Welcome to TFP! You've definitely come to the right place where we have experts on everything related to pools! You've already gotten some great advice from them. Only think I have to add is if you are limited on slots in the breaker box most heaters can be converted to 120 v. This way if you have any single slot 120 v breakers you can replace them with a tandem breaker that will allow you to split the heater and pump without having to replace the whole box.

Good luck and I hope this helps.

Chris
 

Jordada

Member
May 3, 2020
11
Northern Kentucky
Thank you for all of the responses.
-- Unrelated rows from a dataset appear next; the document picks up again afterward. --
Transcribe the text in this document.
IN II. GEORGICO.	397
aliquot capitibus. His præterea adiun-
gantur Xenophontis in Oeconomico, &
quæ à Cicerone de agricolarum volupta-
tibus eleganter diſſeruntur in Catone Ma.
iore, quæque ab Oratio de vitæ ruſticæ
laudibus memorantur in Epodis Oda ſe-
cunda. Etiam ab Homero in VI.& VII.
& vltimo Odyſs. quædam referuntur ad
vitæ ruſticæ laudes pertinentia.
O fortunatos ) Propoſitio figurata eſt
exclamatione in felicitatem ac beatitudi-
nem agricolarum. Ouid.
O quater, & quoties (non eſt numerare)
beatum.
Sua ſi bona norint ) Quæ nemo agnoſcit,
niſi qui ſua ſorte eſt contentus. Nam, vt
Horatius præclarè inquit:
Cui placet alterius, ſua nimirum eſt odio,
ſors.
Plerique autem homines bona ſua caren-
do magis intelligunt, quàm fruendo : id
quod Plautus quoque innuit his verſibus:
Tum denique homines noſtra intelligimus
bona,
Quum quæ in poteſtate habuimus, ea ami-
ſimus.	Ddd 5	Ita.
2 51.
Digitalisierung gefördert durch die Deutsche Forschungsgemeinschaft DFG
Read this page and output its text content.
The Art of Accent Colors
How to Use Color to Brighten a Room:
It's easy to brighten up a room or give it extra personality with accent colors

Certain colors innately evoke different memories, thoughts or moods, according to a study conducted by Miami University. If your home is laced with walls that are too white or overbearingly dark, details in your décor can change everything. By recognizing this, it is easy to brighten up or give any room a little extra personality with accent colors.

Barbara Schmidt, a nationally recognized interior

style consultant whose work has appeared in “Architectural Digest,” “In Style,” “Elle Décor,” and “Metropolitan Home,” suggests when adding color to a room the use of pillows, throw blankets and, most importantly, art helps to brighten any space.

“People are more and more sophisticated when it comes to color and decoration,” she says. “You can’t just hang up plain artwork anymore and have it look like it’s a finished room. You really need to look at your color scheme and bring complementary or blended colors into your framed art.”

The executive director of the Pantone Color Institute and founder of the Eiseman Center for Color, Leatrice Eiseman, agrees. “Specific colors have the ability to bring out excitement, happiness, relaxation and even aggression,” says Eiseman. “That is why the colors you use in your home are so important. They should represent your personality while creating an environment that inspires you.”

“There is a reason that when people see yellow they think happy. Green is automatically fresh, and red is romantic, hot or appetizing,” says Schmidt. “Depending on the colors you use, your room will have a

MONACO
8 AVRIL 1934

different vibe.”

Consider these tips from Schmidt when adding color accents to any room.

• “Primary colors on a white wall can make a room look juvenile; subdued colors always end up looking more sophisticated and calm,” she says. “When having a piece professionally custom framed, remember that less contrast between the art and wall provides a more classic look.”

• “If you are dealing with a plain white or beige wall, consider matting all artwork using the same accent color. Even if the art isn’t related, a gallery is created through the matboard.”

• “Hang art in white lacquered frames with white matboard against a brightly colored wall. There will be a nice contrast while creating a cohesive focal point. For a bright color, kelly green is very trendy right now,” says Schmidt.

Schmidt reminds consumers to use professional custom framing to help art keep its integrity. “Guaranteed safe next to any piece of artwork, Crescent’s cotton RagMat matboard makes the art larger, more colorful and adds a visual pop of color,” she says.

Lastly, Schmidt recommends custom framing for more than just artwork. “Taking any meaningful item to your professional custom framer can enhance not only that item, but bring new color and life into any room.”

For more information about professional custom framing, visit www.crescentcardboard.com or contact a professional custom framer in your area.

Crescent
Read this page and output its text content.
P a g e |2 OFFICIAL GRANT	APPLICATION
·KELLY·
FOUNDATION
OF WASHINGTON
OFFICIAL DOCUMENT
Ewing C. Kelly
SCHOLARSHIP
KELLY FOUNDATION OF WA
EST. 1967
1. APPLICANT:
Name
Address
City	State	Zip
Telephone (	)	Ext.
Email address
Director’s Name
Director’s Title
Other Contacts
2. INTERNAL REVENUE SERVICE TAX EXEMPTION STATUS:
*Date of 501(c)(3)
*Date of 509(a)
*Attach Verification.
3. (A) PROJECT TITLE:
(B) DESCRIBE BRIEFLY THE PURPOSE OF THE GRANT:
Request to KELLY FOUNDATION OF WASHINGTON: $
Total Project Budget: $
I turned the heater off to see if it may be the problem and the breaker was still tripping. Couple of things, the breaker is a double 20 amp, so I assume that is 40 amps total? The heater says it pulls 2 amps when using 240v and I'm not sure if they have to be on the same breaker but I do remember the heater had to be switched from 120v to 240v when we upgraded the pump to the Intelliflow VSF. The heater is set to cut off if the pump kicks off so it doesn't continue to run without water flow so that may be why. The electrician was actually able to stop by yesterday afternoon. He believes the problem is actually the shutoff switch near the equipment. My breakers are in the basement, so not out in the elements, but there is an old school light switch style shut off in a box near the equipment. The shutoff switch near the equipment had water in the housing. He replaced that and caulked around it. It is raining again today so once it stops I will run out to see if the equipment is still running. I'm crossing my fingers this was the problem.
 

Randrx2

Bronze Supporter
Dec 13, 2018
361
Orlando, FL
The breaker is 20A at 240V, not 40A total.

When he sealed the box, did he leave the bottom unsealed or allow moisture some way to get out of the box? Otherwise, you can get condensation in the box and the same thing will happen again down the road.

You may also want to check that old style switch. It may be just a 120V single pole light switch and not rated for the motor (It technically breaks the circuit, but it does not remove power from the ciruit, there is still power potential down the line). Make sure it is a double pole switch rated at least 20A. The double pole will disconnect BOTH hot legs and not just one hot leg as in the case of a single pole switch.

Beyond the scope of this thread:
- The only way to get 40A is if it was wired as (2) separate 120V circuits at 20A each.
- If you take 240V x 20A = 4800W
- If you take 120V x 20A x 2 = 4800W
- So you can only get 20A at 240V and you can get 40A total with the combination of (2) 120V circuits. However, that will not work in your situation.